- Petit retour sur papi Haydn M'sieur Claude ! Ça fait un bail que l'on
n'en a pas parlé de l'homme aux 104 symphonies… Du coup, vous nous les
présentez par lot de six…
- Oui Sonia, un cycle de symphonies de la maturité, et comme toujours,
une musique inventive, virevoltante et pleine d'humour…
- Mais pourquoi ce surnom de "Parisiennes", Haydn est un compositeur
allemand… Il les a écrites lors d'un voyage dans la capitale ?

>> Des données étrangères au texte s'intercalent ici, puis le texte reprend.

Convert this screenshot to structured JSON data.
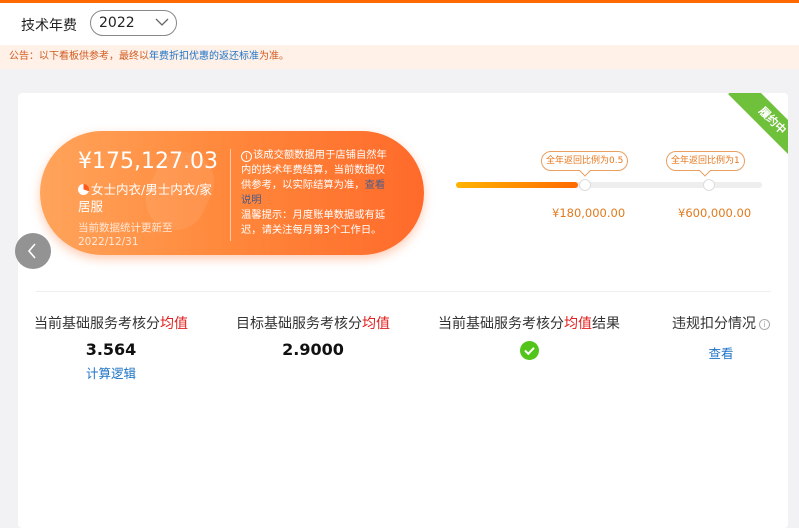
{
  "header": {
    "title": "技术年费",
    "year_select": {
      "value": "2022"
    }
  },
  "notice": {
    "prefix": "公告：以下看板供参考，最终以",
    "link": "年费折扣优惠的返还标准",
    "suffix": "为准。"
  },
  "status_ribbon": "履约中",
  "summary": {
    "amount": "¥175,127.03",
    "category": "女士内衣/男士内衣/家居服",
    "update_note": "当前数据统计更新至2022/12/31",
    "info_icon": "i",
    "info_text": "该成交额数据用于店铺自然年内的技术年费结算，当前数据仅供参考，以实际结算为准，",
    "info_link": "查看说明",
    "reminder": "温馨提示：月度账单数据或有延迟，请关注每月第3个工作日。"
  },
  "progress": {
    "fill_fraction": 0.4,
    "milestones": [
      {
        "tip": "全年返回比例为0.5",
        "value": "¥180,000.00"
      },
      {
        "tip": "全年返回比例为1",
        "value": "¥600,000.00"
      }
    ]
  },
  "metrics": [
    {
      "label_prefix": "当前基础服务考核分",
      "label_red": "均值",
      "label_suffix": "",
      "value": "3.564",
      "link": "计算逻辑"
    },
    {
      "label_prefix": "目标基础服务考核分",
      "label_red": "均值",
      "label_suffix": "",
      "value": "2.9000"
    },
    {
      "label_prefix": "当前基础服务考核分",
      "label_red": "均值",
      "label_suffix": "结果",
      "result_icon": "check-circle-icon"
    },
    {
      "label_prefix": "违规扣分情况",
      "help_icon": "i",
      "link": "查看"
    }
  ],
  "colors": {
    "accent": "#ff6a00",
    "success": "#52c41a",
    "ribbon": "#6fc03a",
    "link": "#1e73c7",
    "highlight_red": "#e0201f"
  }
}
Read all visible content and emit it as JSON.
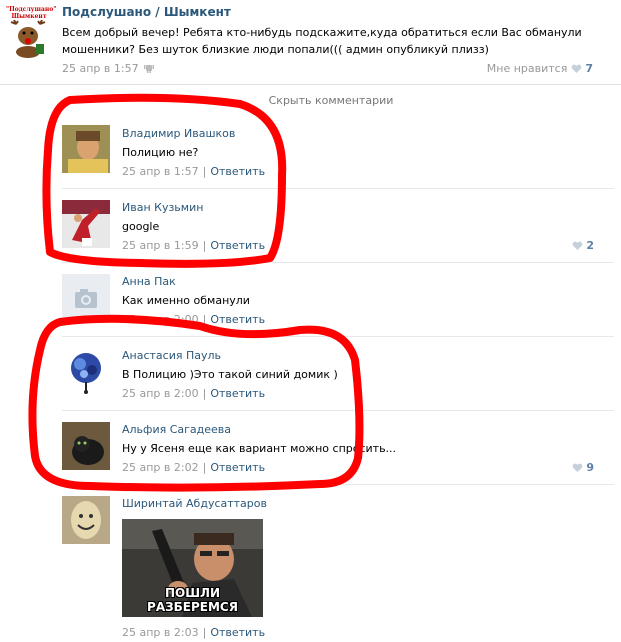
{
  "post": {
    "group_name": "Подслушано / Шымкент",
    "group_logo_text_1": "\"Подслушано\"",
    "group_logo_text_2": "Шымкент",
    "text": "Всем добрый вечер! Ребята кто-нибудь подскажите,куда обратиться если Вас обманули мошенники? Без шуток близкие люди попали((( админ опубликуй плизз)",
    "date": "25 апр в 1:57",
    "like_label": "Мне нравится",
    "likes": "7",
    "device_icon": "android-icon"
  },
  "hide_comments_label": "Скрыть комментарии",
  "reply_label": "Ответить",
  "comments": [
    {
      "name": "Владимир Ивашков",
      "text": "Полицию не?",
      "date": "25 апр в 1:57",
      "likes": ""
    },
    {
      "name": "Иван Кузьмин",
      "text": "google",
      "date": "25 апр в 1:59",
      "likes": "2"
    },
    {
      "name": "Анна Пак",
      "text": "Как именно обманули",
      "date": "25 апр в 2:00",
      "likes": ""
    },
    {
      "name": "Анастасия Пауль",
      "text": "В Полицию )Это такой синий домик )",
      "date": "25 апр в 2:00",
      "likes": ""
    },
    {
      "name": "Альфия Сагадеева",
      "text": "Ну у Ясеня еще как вариант можно спросить...",
      "date": "25 апр в 2:02",
      "likes": "9"
    },
    {
      "name": "Ширинтай Абдусаттаров",
      "text": "",
      "date": "25 апр в 2:03",
      "likes": ""
    }
  ],
  "meme_caption": "ПОШЛИ РАЗБЕРЕМСЯ",
  "colors": {
    "link": "#2b587a",
    "meta": "#999999",
    "highlight": "#ff0000"
  }
}
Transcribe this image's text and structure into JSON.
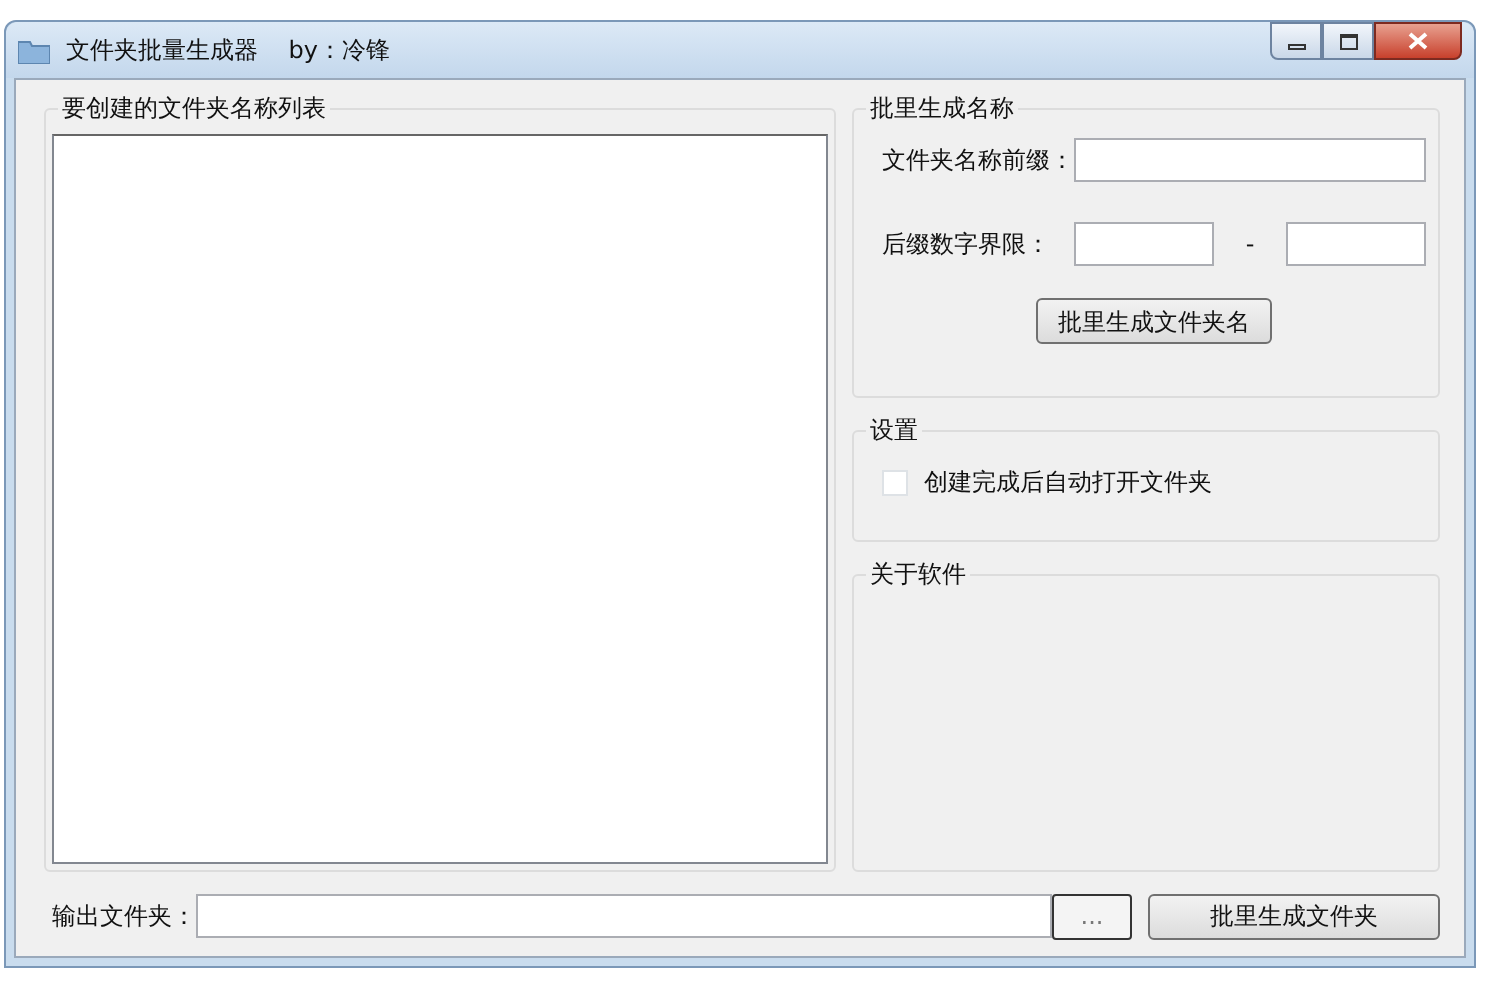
{
  "window": {
    "title": "文件夹批量生成器    by：冷锋"
  },
  "list_group": {
    "title": "要创建的文件夹名称列表"
  },
  "name_group": {
    "title": "批里生成名称",
    "prefix_label": "文件夹名称前缀：",
    "range_label": "后缀数字界限：",
    "range_separator": "-",
    "generate_button": "批里生成文件夹名"
  },
  "settings_group": {
    "title": "设置",
    "options": [
      {
        "label": "创建完成后自动打开文件夹",
        "checked": false
      }
    ]
  },
  "about_group": {
    "title": "关于软件"
  },
  "footer": {
    "output_label": "输出文件夹：",
    "browse_button": "...",
    "create_button": "批里生成文件夹"
  }
}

- Non Sonia, elles ont été composées vers 1785-1786 outre-Rhin, mais
Haydn les a conçues pour les grands orchestres parisiens qui curieusement
n'existaient pas dans son pays !
- Le commanditaire était-il français alors ?
- Eh bien oui : le comte
d’Ogny (1757-1790) qui destinait ces symphonies au répertoire du Concert
de la Loge Olympique parisienne. La franc-maçonnerie s'imposait au siècle
des lumières. Haydn comme Mozart n'était pas insensible à ce mouvement de
renouveau de la pensée…
Joseph Haydn en 1785 |
Lors d'une émission comme "qui veut gagner du pognon" (les inconnus), à la
question "veuillez citer deux compositeurs de l'époque classique",
Mozart
et
Beethoven
ont 99 % de chance d'être nommés. Haydn, inexplicablement, sera quasi systématiquement oublié et il est même
probable que rappeler par le présentateur, les brillants candidats ouvrent
des yeux ronds… Et c'est un mystère que le compositeur autrichien né en
1732 (24 ans avant
Mozart) et mort en 1809 (Beethoven a déjà 39 ans), auteur
d'une œuvre considérable
grâce à cette exceptionnelle
longévité, novateur dans
tous les domaines, n'ait pas autant marqué de son nom l'histoire de la
musique (voire de la culture occidentale) que les deux génies
concurrents.
Est-ce une question de personnalité ? D'un côté le marmot
Mozart
surdoué et ingérable, de l'autre l'homme
Beethoven
sourd et aux opinions révolutionnaires.
Haydn, malgré un tempérament épicurien, fidèle à ses protecteurs, a moins nourri
la légende ; et en plus son nom, à première vue, semble imprononçable (Aie
deun'). Je me laisse sans doute aussi prendre au piège en ne consacrant
aujourd'hui qu'une 6ème chronique contre 12 pour chacun de nos
deux amis célébrissimes. Décision : 2017 sera l'année
Haydn, notamment sa musique de
chambre.
Sonia s'étonne de cette chronique axée sur un groupe de six symphonies qui
forment un cycle. Toutes ont leur charme, mais imaginez-moi écrire un papier
détaillé pour chacune des 104 symphonies ! (Une tous les samedis pendant 2
ans, ou deux par an jusqu'à ma 117ème année 😇). Ces six virevoltantes symphonies ayant, avouons-le, un petit air de
famille, j'ai choisi d'en commenter seulement deux assez différentes parmi
les six : la
N°84
et un coup de cœur : la
N°87
qui est, semble-t-il, la première écrite. (Étrangeté
des catalogues.)
Pour une biographie résumée de
Joseph Haydn, rendez-vous dans l'article dédié à trois des douze
symphonies londoniennes sous la baguette facétieuse de
Sir Thomas Beecham
(Clic).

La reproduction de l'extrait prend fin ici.